Aber vielleicht hätte nicht einmal mehr Gott selbst die Niederlage abwenden können. Wenn er tatsächlich in diesen Kampf eingriff, dann tat er es auf der falschen Seite. So unaufhaltsam, wie die stählerne Faust der Tempelritter vor wenigen Augenblicken unter die Sarazenen gefahren war, so unaufhaltsam wurden sie nun zurückgetrieben. Und als hätte das Schicksal entschieden, dass ihre Atempause schon viel zu lange gewährt hatte, fand sich auch Robin plötzlich im schlimmsten Kampfgetümmel wieder.

Vielleicht überlebte sie die folgenden Minuten nur, weil es eben kein ritterlicher Kampf Mann gegen Mann war, wie sie ihn erwartet hatte, sondern ein brutales, blutiges Gemetzel ohne Regeln oder Plan, ein wüstes Hauen und Stechen, bei dem jeder gegen jeden kämpfte und Hiebe, Stiche und Stöße nahezu ziellos austeilte. Robin erinnerte sich hinterher nicht mehr wirklich an Einzelheiten, und sie hätte es auch nicht gewollt. In ihrer Erinnerung verschmolzen die Minuten, in denen der Angriff des Templerheeres endgültig zusammenbrach und aus dem Stolz der Christenheit ein zerschlagener Haufen flüchtender, verzweifelter Männer wurde, der ums nackte Überleben kämpfte, zu einem einzigen Albtraum aus Lärm und Schmerz und Gestank und Furcht, aus tanzenden Schatten und blitzendem Metall, aus sterbenden Männern und zusammenbrechenden Pferden und dem Gestank von Blut.

Robin schlug und hackte verzweifelt um sich, traf und wurde getroffen. Etwas schrammte an ihrem Rücken entlang und konnte ihr Kettenhemd zwar nicht durchdringen, hinterließ aber dennoch eine Linie aus brennendem Schmerz, der ihr die Tränen in die Augen trieb. Ein harter Schlag warf sie um ein Haar aus dem Sattel. Robin fing sich im letzten Moment wieder, zwang ihr Pferd herum und sah sich unversehens einem riesigen Krieger mit wehendem Mantel und einem blitzenden kupferfarbenen Pickelhelm gegenüber, dessen Krummsäbel auf ihren Hals zielte.
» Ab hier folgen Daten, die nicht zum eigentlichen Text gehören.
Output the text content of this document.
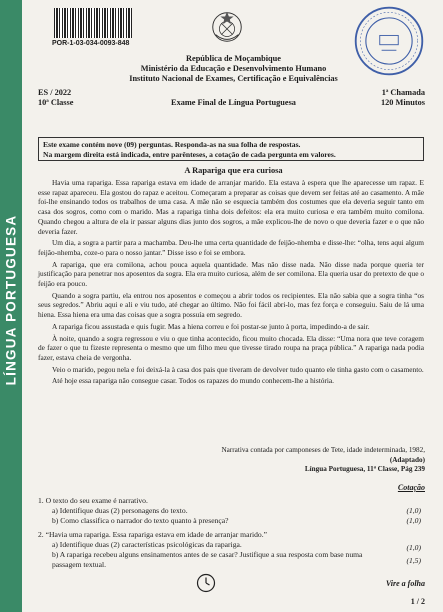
LÍNGUA PORTUGUESA
POR-1-03-034-0093-848
República de Moçambique
Ministério da Educação e Desenvolvimento Humano
Instituto Nacional de Exames, Certificação e Equivalências
ES / 2022
10ª Classe	Exame Final de Língua Portuguesa
1ª Chamada
120 Minutos
Este exame contém nove (09) perguntas. Responda-as na sua folha de respostas.
Na margem direita está indicada, entre parênteses, a cotação de cada pergunta em valores.
A Rapariga que era curiosa

Havia uma rapariga. Essa rapariga estava em idade de arranjar marido. Ela estava à espera que lhe aparecesse um rapaz. E esse rapaz apareceu. Ela gostou do rapaz e aceitou. Começaram a preparar as coisas que devem ser feitas até ao casamento. A mãe foi-lhe ensinando todos os trabalhos de uma casa. A mãe não se esquecia também dos costumes que ela deveria seguir tanto em casa dos sogros, como com o marido. Mas a rapariga tinha dois defeitos: ela era muito curiosa e era também muito comilona. Quando chegou a altura de ela ir passar alguns dias junto dos sogros, a mãe explicou-lhe de novo o que deveria fazer e o que não deveria fazer.

Um dia, a sogra a partir para a machamba. Deu-lhe uma certa quantidade de feijão-nhemba e disse-lhe: “olha, tens aqui algum feijão-nhemba, coze-o para o nosso jantar.” Disse isso e foi se embora.

A rapariga, que era comilona, achou pouca aquela quantidade. Mas não disse nada. Não disse nada porque queria ter justificação para penetrar nos aposentos da sogra. Ela era muito curiosa, além de ser comilona. Ela queria usar do pretexto de que o feijão era pouco.

Quando a sogra partiu, ela entrou nos aposentos e começou a abrir todos os recipientes. Ela não sabia que a sogra tinha “os seus segredos.” Abriu aqui e ali e viu tudo, até chegar ao último. Não foi fácil abri-lo, mas fez força e conseguiu. Saiu de lá uma hiena. Essa hiena era uma das coisas que a sogra possuía em segredo.

A rapariga ficou assustada e quis fugir. Mas a hiena correu e foi postar-se junto à porta, impedindo-a de sair.

À noite, quando a sogra regressou e viu o que tinha acontecido, ficou muito chocada. Ela disse: “Uma nora que teve coragem de fazer o que tu fizeste representa o mesmo que um filho meu que tivesse tirado roupa na praça pública.” A rapariga nada podia fazer, estava cheia de vergonha.

Veio o marido, pegou nela e foi deixá-la à casa dos pais que tiveram de devolver tudo quanto ele tinha gasto com o casamento.

Até hoje essa rapariga não consegue casar. Todos os rapazes do mundo conhecem-lhe a história.

Narrativa contada por camponeses de Tete, idade indeterminada, 1982,
(Adaptado)
Língua Portuguesa, 11ª Classe, Pág 239
Cotação
1. O texto do seu exame é narrativo.
a) Identifique duas (2) personagens do texto.	(1,0)
b) Como classifica o narrador do texto quanto à presença?	(1,0)
2. “Havia uma rapariga. Essa rapariga estava em idade de arranjar marido.”
a) Identifique duas (2) características psicológicas da rapariga.	(1,0)
b) A rapariga recebeu alguns ensinamentos antes de se casar? Justifique a sua resposta com base numa passagem textual.	(1,5)
Vire a folha
1 / 2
Verzweifelt versuchte sie, ihr eigenes Schwert in die Höhe zu reißen, und spürte, dass sie nicht schnell genug sein würde, aber im allerletzten Moment kam irgendwo aus dem Kampfgetümmel hinter ihr ein Speer herangeflogen und durchbohrte den Sarazenen. Der Krieger warf die Arme in die Luft und kippte rücklings aus dem Sattel, und Robin riss ihr Pferd herum und sprengte los, ohne weiter als ein halbes Dutzend Schritte zu kommen.